侯亮單手掏出一片口香糖遞給她,吊兒郎當問她最近在做什麼,敞篷車上了快車道,風速很大,肘支在窗處,任由風纏繞她的發,她接過後放一旁。「鄉下勞改唄,能幹嘛。」
侯亮笑道:「勞改還能上市區自由活動?」
遊星解釋一番,又問侯亮怎麼會出現在高鐵站,他只說送朋友。遊星打趣道:「又換女朋友了?」
他放慢速度,準備掉頭。「害,什麼換女朋友。你都沒答應,我哪兒來的女朋友?誰不知道我是痴情兒,就等你點頭。」
遊星警告他別胡說,「少來,花裡胡哨的。」
留學時期侯亮確實喜歡她,追了她很久,死纏爛打,但遊星只拿他當朋友,不濫釋放訊號,不收禮物,不曖昧。後來,他放棄死纏爛打,嘴上說著喜歡得當緊,懷裡的美女一個接一個的換。
遊星本想讓他送到國貿,自己隨便逛逛等著上班。侯亮知道她一人,非要請她吃飯。遊星推不脫他,便隨他電話預約餐廳。
就當白嫖一頓飯。
侯亮定了西餐廳,她走進去時還不忘吐槽:「侯亮你是不是有病,大中午吃西餐!」
西餐廳裡只有他們一桌,室內故意將燈光壓得昏暗,和明晃晃的商場形成敏感對比。他們坐在靠落地窗的位置,看得到外面逛街的路人。
等著上菜間隙,侯亮問她:「什麼時候發個定位來,去找你玩。」
「鄉下有什麼可玩的,要啥啥沒有。
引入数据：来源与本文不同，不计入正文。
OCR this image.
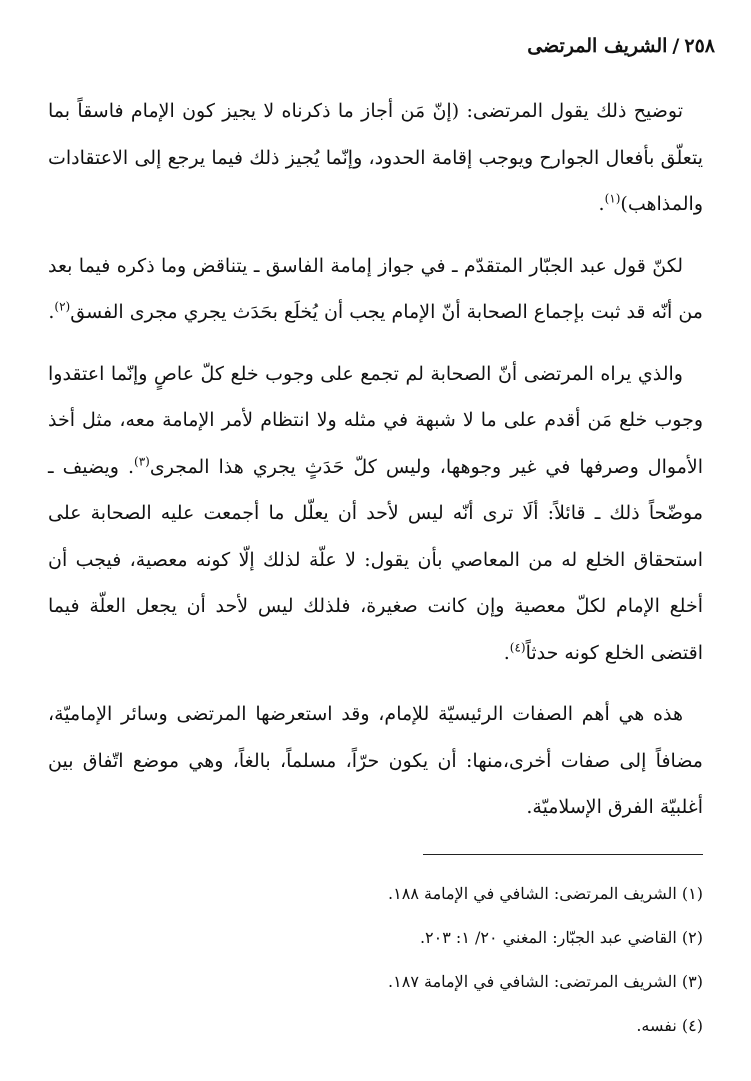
٢٥٨/الشريف المرتضى

توضيح ذلك يقول المرتضى: (إنّ مَن أجاز ما ذكرناه لا يجيز كون الإمام فاسقاً بما يتعلّق بأفعال الجوارح ويوجب إقامة الحدود، وإنّما يُجيز ذلك فيما يرجع إلى الاعتقادات والمذاهب)$^{(١)}$.

لكنّ قول عبد الجبّار المتقدّم ـ في جواز إمامة الفاسق ـ يتناقض وما ذكره فيما بعد من أنّه قد ثبت بإجماع الصحابة أنّ الإمام يجب أن يُخلَع بحَدَث يجري مجرى الفسق$^{(٢)}$.

والذي يراه المرتضى أنّ الصحابة لم تجمع على وجوب خلع كلّ عاصٍ وإنّما اعتقدوا وجوب خلع مَن أقدم على ما لا شبهة في مثله ولا انتظام لأمر الإمامة معه، مثل أخذ الأموال وصرفها في غير وجوهها، وليس كلّ حَدَثٍ يجري هذا المجرى$^{(٣)}$. ويضيف ـ موضّحاً ذلك ـ قائلاً: ألَا ترى أنّه ليس لأحد أن يعلّل ما أجمعت عليه الصحابة على استحقاق الخلع له من المعاصي بأن يقول: لا علّة لذلك إلّا كونه معصية، فيجب أن أخلع الإمام لكلّ معصية وإن كانت صغيرة، فلذلك ليس لأحد أن يجعل العلّة فيما اقتضى الخلع كونه حدثاً$^{(٤)}$.

هذه هي أهم الصفات الرئيسيّة للإمام، وقد استعرضها المرتضى وسائر الإماميّة، مضافاً إلى صفات أخرى،منها: أن يكون حرّاً، مسلماً، بالغاً، وهي موضع اتّفاق بين أغلبيّة الفرق الإسلاميّة.

(١) الشريف المرتضى: الشافي في الإمامة ١٨٨.
(٢) القاضي عبد الجبّار: المغني ٢٠/ ١: ٢٠٣.
(٣) الشريف المرتضى: الشافي في الإمامة ١٨٧.
(٤) نفسه.
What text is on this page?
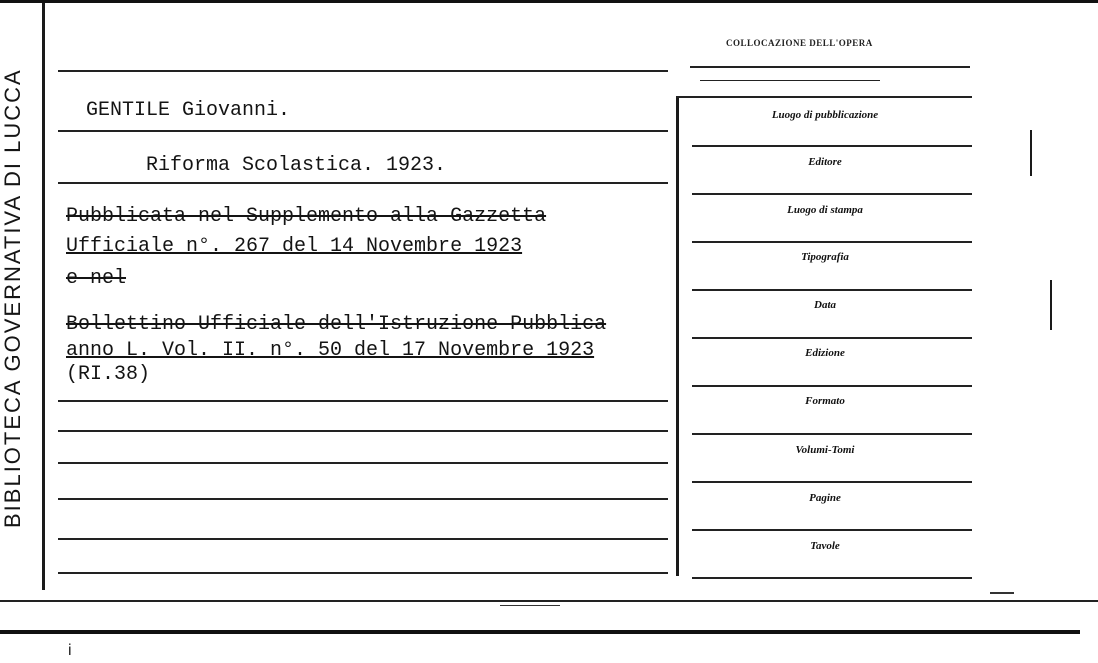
BIBLIOTECA GOVERNATIVA DI LUCCA
COLLOCAZIONE DELL'OPERA
GENTILE Giovanni.
Riforma Scolastica. 1923.
Pubblicata nel Supplemento alla Gazzetta
Ufficiale n°. 267 del 14 Novembre 1923
e nel
Bollettino Ufficiale dell'Istruzione Pubblica
anno L. Vol. II. n°. 50 del 17 Novembre 1923
(RI.38)
Luogo di pubblicazione
Editore
Luogo di stampa
Tipografia
Data
Edizione
Formato
Volumi-Tomi
Pagine
Tavole
i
」她懶散應話。
「有你啊,有你就夠了!」侯亮又說:「咱好久沒一起喝酒搖骰子了,你不懷念?」
自打山谷一日遊後,夜店也沒太大意思。「無趣!」
侯亮追問她什麼是有趣,她答不上來。侯亮一個勁說要去流原找她玩,那種興奮勁,像是平靜的湖面,突然有人打水飄。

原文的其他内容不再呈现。